Here we make two scatter plots for each of the feature variables against the label. As you can see, there is a positive correlation between $Size-Price$ and $Bedrooms-Price$.  

## Creating the Model
Now that data is split, it is time to fit the model. With scikit-learn, we do this in two lines of code. The first line creates a regressor object (i.e., `reg`) using the `LinearRegression()` class we imported earlier. The second line calls the `reg` object's `fit()` method by passing two parameters: `X_train` and `y_train`. 

In [None]:
# Create  the model
reg = LinearRegression()

# fit the model
reg.fit(X_train, y_train)

## The Model Parmeters
After fitting the model, it is time to inspect what our model has learned.  Here we are interested in knowing about the model parameter. Recall that  a linear regression model  has the following form:
$y = w_0 + w_1x_1 + w_2x_2 + \dots + w_nx_n$

After learning, the vector $w = [w_0, w_1, \dots, w_n]$ will hold the model parameters. Using scikit-learn terminology,  the values $w_1, \dots, w_n$ are called the **coefficients**, and $w_0$ is called the **intercept**. 

The code below shows The code below shows how to get the values of coefficients and intercept of the learned regressor.  The output should look like the following:

```
coefficient:  [  131.77059948 -4570.48794717]
intercept/bias: 89793.79977782266
```

Given this, our model function can be written as:

$price = 89793.8 +  131.8 \times size - 4570.5 \times bedrooms $

In [None]:
# let use print the model paramters
print("coefficient: ", reg.coef_)
print("intercept/bias:", reg.intercept_)

## Making Predictions
Making predictions using our model is as easy as fitting the model in the first place. For example, let us say we want to predict the price of the house whose size is 400 square feet and has four bedrooms. To do so, pass the array data frame that contains a single row and then we pass this data frame  to the `predict()` method of our regression object `reg`, which will calculate the corresponding y value based on the learned model. 

In [None]:
# let us predict the value of the house with
# 400 sqaure feet
# 4 bedrooms

# sample data disctonary
sample_data = {"Size": [400],
              "Bedrooms": [4]}

# create a data frame for our sample data
sample_df = pd.DataFrame(sample_data, columns=["Size", "Bedrooms"])

value = reg.predict(sample_df)

print("The predicted price for a 400sqt house with 4 bedrooms is: ", value)

## Model Evaluation
Last, we evaluate our model using various regression metrics by comparing our model's predictions against the ground truth.  We first call the `predict()` method by passing the `X_test` split of the data. The returned predictions for each of the examples in the `X_test` array is saved in `y_pred` array.
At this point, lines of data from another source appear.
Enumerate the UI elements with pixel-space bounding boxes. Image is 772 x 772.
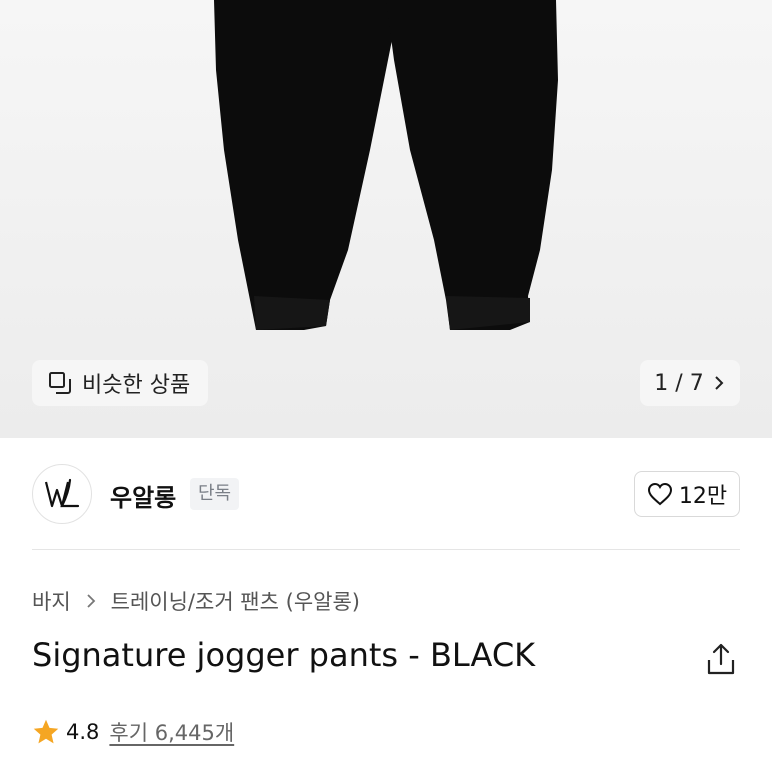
brand-logo[interactable] — [32, 464, 92, 524]
reviews-link[interactable]: 후기 6,445개 — [109, 717, 234, 747]
chevron-right-icon — [87, 594, 95, 608]
rating-row: 4.8 후기 6,445개 — [32, 714, 234, 750]
gallery-pager-text: 1 / 7 — [654, 370, 704, 396]
heart-icon — [647, 482, 672, 506]
brand-row: 우알롱 단독 12만 — [32, 462, 740, 526]
brand-name-link[interactable]: 우알롱 — [110, 478, 176, 513]
product-title: Signature jogger pants - BLACK — [32, 636, 536, 674]
exclusive-badge: 단독 — [190, 478, 240, 510]
share-icon[interactable] — [705, 642, 737, 676]
gallery-pager-button[interactable]: 1 / 7 — [640, 360, 740, 406]
like-button[interactable]: 12만 — [634, 471, 740, 517]
product-image-gallery[interactable]: 비슷한 상품 1 / 7 — [0, 0, 772, 438]
overlap-squares-icon — [49, 372, 71, 394]
rating-score: 4.8 — [66, 720, 100, 744]
similar-products-button[interactable]: 비슷한 상품 — [32, 360, 208, 406]
chevron-right-icon — [714, 376, 724, 390]
star-icon — [33, 719, 59, 744]
breadcrumb-item-subcategory[interactable]: 트레이닝/조거 팬츠 (우알롱) — [111, 586, 360, 616]
similar-products-label: 비슷한 상품 — [82, 373, 191, 398]
brand-logo-mark — [44, 478, 80, 508]
breadcrumb-item-category[interactable]: 바지 — [32, 586, 71, 616]
like-count: 12만 — [678, 484, 728, 509]
divider — [32, 549, 740, 550]
breadcrumb: 바지 트레이닝/조거 팬츠 (우알롱) — [32, 586, 360, 616]
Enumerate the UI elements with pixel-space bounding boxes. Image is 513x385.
We then pass the `y_pred` array along with the ground truth  (i.e., `y_test`) to the scoring functions  `mean_squared_error()` and  `r2_score()` to calculate mean squared error (MSE), root mean squared error (RMSE), and the coefficient of determination $R^2$.  These metrics provide some hint of the performance of the `LinearRegression()` model on the given data set.
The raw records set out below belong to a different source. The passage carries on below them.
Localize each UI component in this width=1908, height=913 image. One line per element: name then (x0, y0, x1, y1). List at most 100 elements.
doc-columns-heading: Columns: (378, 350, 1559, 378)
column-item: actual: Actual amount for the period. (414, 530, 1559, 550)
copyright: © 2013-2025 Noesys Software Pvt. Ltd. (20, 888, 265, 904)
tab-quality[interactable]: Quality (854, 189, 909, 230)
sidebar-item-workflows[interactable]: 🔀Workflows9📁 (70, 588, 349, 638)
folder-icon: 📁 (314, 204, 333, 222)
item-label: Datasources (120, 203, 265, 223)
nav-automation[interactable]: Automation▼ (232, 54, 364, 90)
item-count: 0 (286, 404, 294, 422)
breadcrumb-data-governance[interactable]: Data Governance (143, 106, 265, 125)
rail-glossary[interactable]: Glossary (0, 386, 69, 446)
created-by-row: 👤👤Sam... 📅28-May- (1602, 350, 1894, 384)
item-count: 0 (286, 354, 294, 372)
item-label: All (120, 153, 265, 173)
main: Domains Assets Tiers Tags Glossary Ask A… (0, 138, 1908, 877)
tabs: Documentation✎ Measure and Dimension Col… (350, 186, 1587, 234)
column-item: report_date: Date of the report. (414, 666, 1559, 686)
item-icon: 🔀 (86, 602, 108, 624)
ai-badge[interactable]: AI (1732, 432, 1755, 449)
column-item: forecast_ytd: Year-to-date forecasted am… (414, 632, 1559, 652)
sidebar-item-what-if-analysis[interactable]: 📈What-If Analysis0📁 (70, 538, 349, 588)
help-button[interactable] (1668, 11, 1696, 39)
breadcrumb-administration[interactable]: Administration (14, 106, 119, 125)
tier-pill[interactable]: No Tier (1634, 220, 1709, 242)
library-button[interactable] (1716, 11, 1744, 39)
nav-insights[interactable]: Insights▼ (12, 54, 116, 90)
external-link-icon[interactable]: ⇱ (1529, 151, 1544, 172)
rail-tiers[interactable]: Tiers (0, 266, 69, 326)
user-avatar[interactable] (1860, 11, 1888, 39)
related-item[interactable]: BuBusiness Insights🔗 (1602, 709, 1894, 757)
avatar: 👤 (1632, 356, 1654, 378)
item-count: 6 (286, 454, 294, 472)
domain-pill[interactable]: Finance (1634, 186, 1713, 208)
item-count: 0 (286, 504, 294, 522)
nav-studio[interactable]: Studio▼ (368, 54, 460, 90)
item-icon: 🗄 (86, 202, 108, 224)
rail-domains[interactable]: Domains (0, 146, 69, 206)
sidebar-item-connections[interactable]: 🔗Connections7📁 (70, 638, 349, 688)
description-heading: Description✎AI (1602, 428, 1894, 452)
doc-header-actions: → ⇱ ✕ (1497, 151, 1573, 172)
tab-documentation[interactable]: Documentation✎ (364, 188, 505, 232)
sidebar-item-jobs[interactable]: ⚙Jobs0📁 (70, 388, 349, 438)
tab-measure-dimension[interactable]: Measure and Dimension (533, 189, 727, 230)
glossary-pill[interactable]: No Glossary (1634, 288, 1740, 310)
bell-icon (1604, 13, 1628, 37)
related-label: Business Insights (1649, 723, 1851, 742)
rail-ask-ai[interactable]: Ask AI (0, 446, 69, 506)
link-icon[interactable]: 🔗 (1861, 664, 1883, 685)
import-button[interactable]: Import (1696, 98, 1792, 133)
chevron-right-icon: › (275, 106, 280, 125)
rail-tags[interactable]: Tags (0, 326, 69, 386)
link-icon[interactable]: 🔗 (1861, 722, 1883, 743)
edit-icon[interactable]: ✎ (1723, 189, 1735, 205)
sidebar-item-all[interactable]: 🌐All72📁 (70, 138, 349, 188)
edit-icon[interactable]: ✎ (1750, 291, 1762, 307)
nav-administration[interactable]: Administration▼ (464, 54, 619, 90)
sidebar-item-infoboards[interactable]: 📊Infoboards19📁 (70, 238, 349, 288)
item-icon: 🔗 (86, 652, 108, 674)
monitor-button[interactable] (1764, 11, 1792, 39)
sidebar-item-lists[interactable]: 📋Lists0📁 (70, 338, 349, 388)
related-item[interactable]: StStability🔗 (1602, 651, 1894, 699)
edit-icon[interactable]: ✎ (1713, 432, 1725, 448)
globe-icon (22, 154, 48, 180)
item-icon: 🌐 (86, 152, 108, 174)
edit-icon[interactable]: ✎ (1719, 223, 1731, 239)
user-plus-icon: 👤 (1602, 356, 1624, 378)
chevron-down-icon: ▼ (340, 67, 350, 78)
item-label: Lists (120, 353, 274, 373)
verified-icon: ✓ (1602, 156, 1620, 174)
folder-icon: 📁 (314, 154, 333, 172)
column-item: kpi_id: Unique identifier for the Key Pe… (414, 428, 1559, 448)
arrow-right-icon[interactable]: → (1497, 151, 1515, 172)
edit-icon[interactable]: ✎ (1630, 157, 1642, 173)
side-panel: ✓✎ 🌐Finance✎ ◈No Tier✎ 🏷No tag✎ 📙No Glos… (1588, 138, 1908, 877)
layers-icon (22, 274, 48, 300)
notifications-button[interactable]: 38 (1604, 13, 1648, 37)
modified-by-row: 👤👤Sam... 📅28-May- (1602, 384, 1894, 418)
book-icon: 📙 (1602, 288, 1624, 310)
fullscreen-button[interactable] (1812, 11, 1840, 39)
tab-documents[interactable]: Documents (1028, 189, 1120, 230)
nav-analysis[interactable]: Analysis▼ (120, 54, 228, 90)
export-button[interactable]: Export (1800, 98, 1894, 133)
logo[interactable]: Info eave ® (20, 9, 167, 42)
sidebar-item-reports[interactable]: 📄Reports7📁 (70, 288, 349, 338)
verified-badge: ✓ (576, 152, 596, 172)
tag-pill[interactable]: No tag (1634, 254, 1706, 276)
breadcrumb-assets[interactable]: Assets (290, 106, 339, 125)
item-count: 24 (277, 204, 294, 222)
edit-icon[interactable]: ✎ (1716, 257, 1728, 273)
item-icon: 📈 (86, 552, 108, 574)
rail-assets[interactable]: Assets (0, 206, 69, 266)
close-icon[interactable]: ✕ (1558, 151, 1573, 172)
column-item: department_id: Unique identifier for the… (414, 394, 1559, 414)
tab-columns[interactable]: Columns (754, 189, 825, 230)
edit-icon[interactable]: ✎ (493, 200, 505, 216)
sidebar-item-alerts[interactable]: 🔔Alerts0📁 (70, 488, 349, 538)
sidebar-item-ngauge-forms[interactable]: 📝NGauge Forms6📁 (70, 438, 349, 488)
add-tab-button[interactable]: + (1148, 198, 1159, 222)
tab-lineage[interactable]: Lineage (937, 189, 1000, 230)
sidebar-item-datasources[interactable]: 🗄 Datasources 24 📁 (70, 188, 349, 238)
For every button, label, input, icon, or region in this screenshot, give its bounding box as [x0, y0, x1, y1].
Note, these metrics are of little value if the performance of the used model is not compared with the performance of other models.  Therefore, I encourage you to use the train another model (perhaps `sklearn.svm.LinearSVR`) and compare it  against the linear regression model. 

In [None]:
# now we evaluate the model
y_pred = reg.predict(X_test)

# calculate the MSE, RMSE and R^2
mse = mean_squared_error(y_test, y_pred)
print(f"MSE = {mse:.2f}")

rmse = mean_squared_error(y_test, y_pred, squared=False)     
print(f"RMSE = {rmse:.2f}")

r2score = r2_score(y_test, y_pred)
print(f"R2 Score = {r2score:.2f}")


**Congratulations!**

You have just built your first machine learning flow using the scikit-learn library. Don't just stop here. Play around with the provided code and try to build other regression models. See if you can find a model that gives a better performance than the one obtained here.